Bassist Joe Caloiero on Dan's departure from the Legends:
"We were very happy for Dan because we always knew that one day he was going to do something big. He had to do his own thing, of course, but when he left we didn't know what would happen to the band. It was going to be difficult to pick up the pieces. But we did it, and we actually got bigger in Central PA partly with Dan's help. He wrote and produced some of our music, including our single 'Rock and Roll Woman,' which I sang. Also, Larry Swartzwelder had rejoined the band on guitar. We were disappointed that the song didn't take off outside the area, but we continued playing it live and people loved it. We also stayed in touch with Dan, so it wasn't like we parted and never saw or spoke to one another again. But yeah, we were kind of worried."
Dan & Greg Johnson on Joe Cocker's "Unchain My Heart" Album
"I graduated from John Harris High School in 1970, a couple of years after Dan, and we kept in touch for most of that time. I never approached him about doing anything musically, but when he started to work on Joe Cocker's 'Unchain My Heart' album, I told him I'd love to hear some of the material. He'd already heard me play with the Middleton Brothers at Hummelstown Tavern, and he liked what I did, so he consulted with his writing and producing partner Charlie Midnight and I wound up playing on two cuts on the album.
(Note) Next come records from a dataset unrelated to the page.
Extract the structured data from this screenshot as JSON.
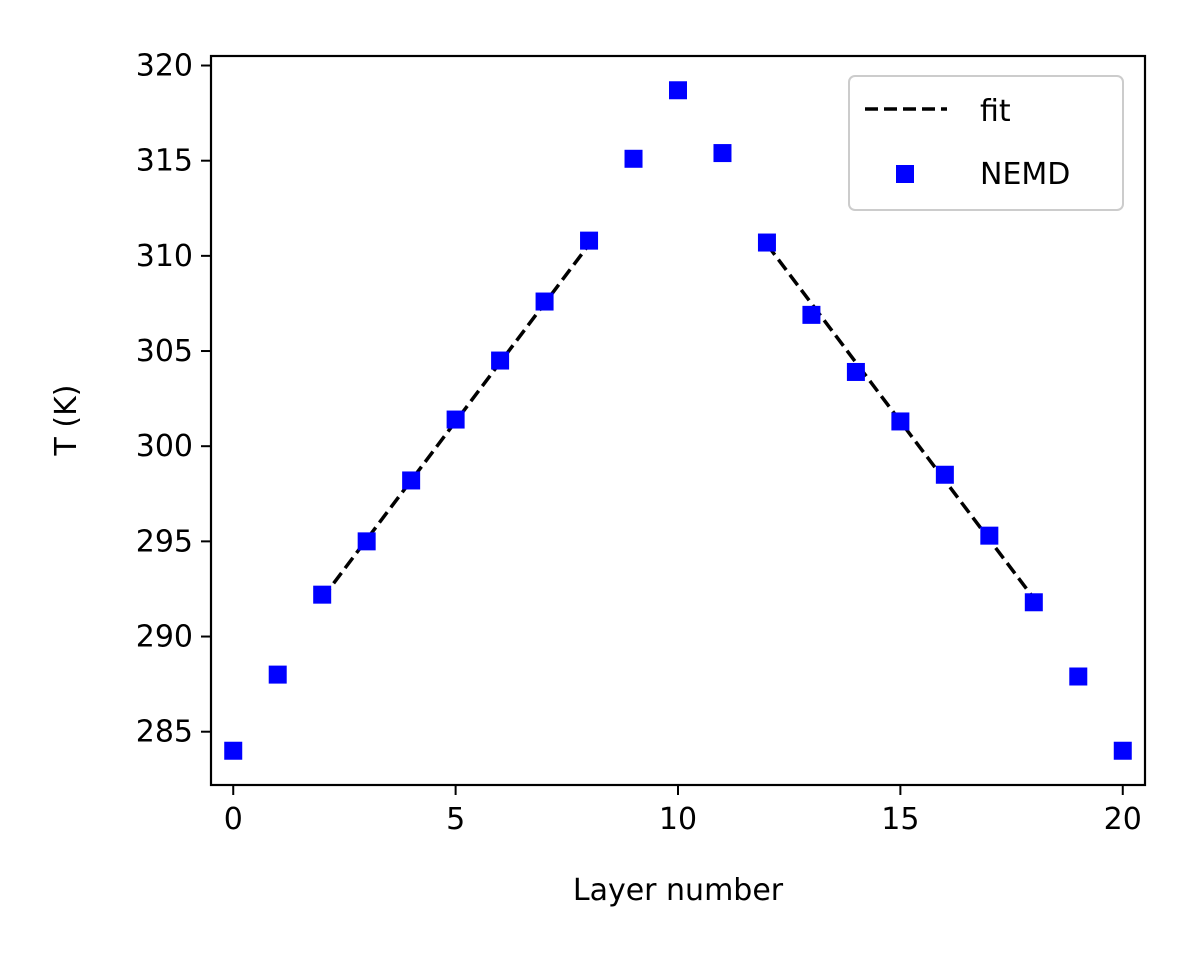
{
  "chart_data": {
    "type": "scatter",
    "xlabel": "Layer number",
    "ylabel": "T (K)",
    "xlim": [
      -0.5,
      20.5
    ],
    "ylim": [
      282.2,
      320.5
    ],
    "xticks": [
      0,
      5,
      10,
      15,
      20
    ],
    "yticks": [
      285,
      290,
      295,
      300,
      305,
      310,
      315,
      320
    ],
    "grid": false,
    "legend_position": "top-right",
    "series": [
      {
        "name": "fit",
        "kind": "line",
        "style": "dashed",
        "color": "#000000",
        "segments": [
          {
            "x": [
              2,
              8
            ],
            "y": [
              292.0,
              310.6
            ]
          },
          {
            "x": [
              12,
              18
            ],
            "y": [
              310.6,
              292.0
            ]
          }
        ]
      },
      {
        "name": "NEMD",
        "kind": "scatter",
        "marker": "square",
        "color": "#0000ff",
        "x": [
          0,
          1,
          2,
          3,
          4,
          5,
          6,
          7,
          8,
          9,
          10,
          11,
          12,
          13,
          14,
          15,
          16,
          17,
          18,
          19,
          20
        ],
        "y": [
          284.0,
          288.0,
          292.2,
          295.0,
          298.2,
          301.4,
          304.5,
          307.6,
          310.8,
          315.1,
          318.7,
          315.4,
          310.7,
          306.9,
          303.9,
          301.3,
          298.5,
          295.3,
          291.8,
          287.9,
          284.0
        ]
      }
    ]
  }
}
"In July 1987 I went up to his house and studio in Westport, Connecticut and played organ on one track ['Satisfied'] and piano on another ['Trust In Me']. I was really nervous about playing in front of Joe, but he gave me as much encouragement as Dan did, which was really nice. Joe's like an old road warrior. Very cool. We'd do a take, and when I'd play a particular phrase that he liked he'd say, 'I need more of that.' They were trying to get the performance out of me that they wanted, which is what producers do. I'm certain Dan could have found a studio musician in New York to do the same thing, so it was a really nice gesture on his part."
"Greg and I have been friends for a long time. He's one of the only people in the area that I had a lot in common with music-wise. Between him and [former Legend] Larry Sadler, they always had the pulse of what was happening in Harrisburg. So Greg was one of the guys I'd call up when I'd go home.
"When I saw the Middleton Brothers, I thought they were really good for that traditional bluesy kind of thing. And I liked Greg's playing a lot. I thought it was really cool. So when we were starting Joe Cocker's album, I told my partner, 'Ya know, there's this guy who plays keyboards in this band down in Harrisburg, and he would fit in really well.' Greg said he was so nervous when he came to the studio, but Joe really enjoyed it. Greg told me afterwards, 'I was so nervous that I thought Joe would freak out and leave the room!' I said, 'No, you played great! Why would he do that?' It was funny."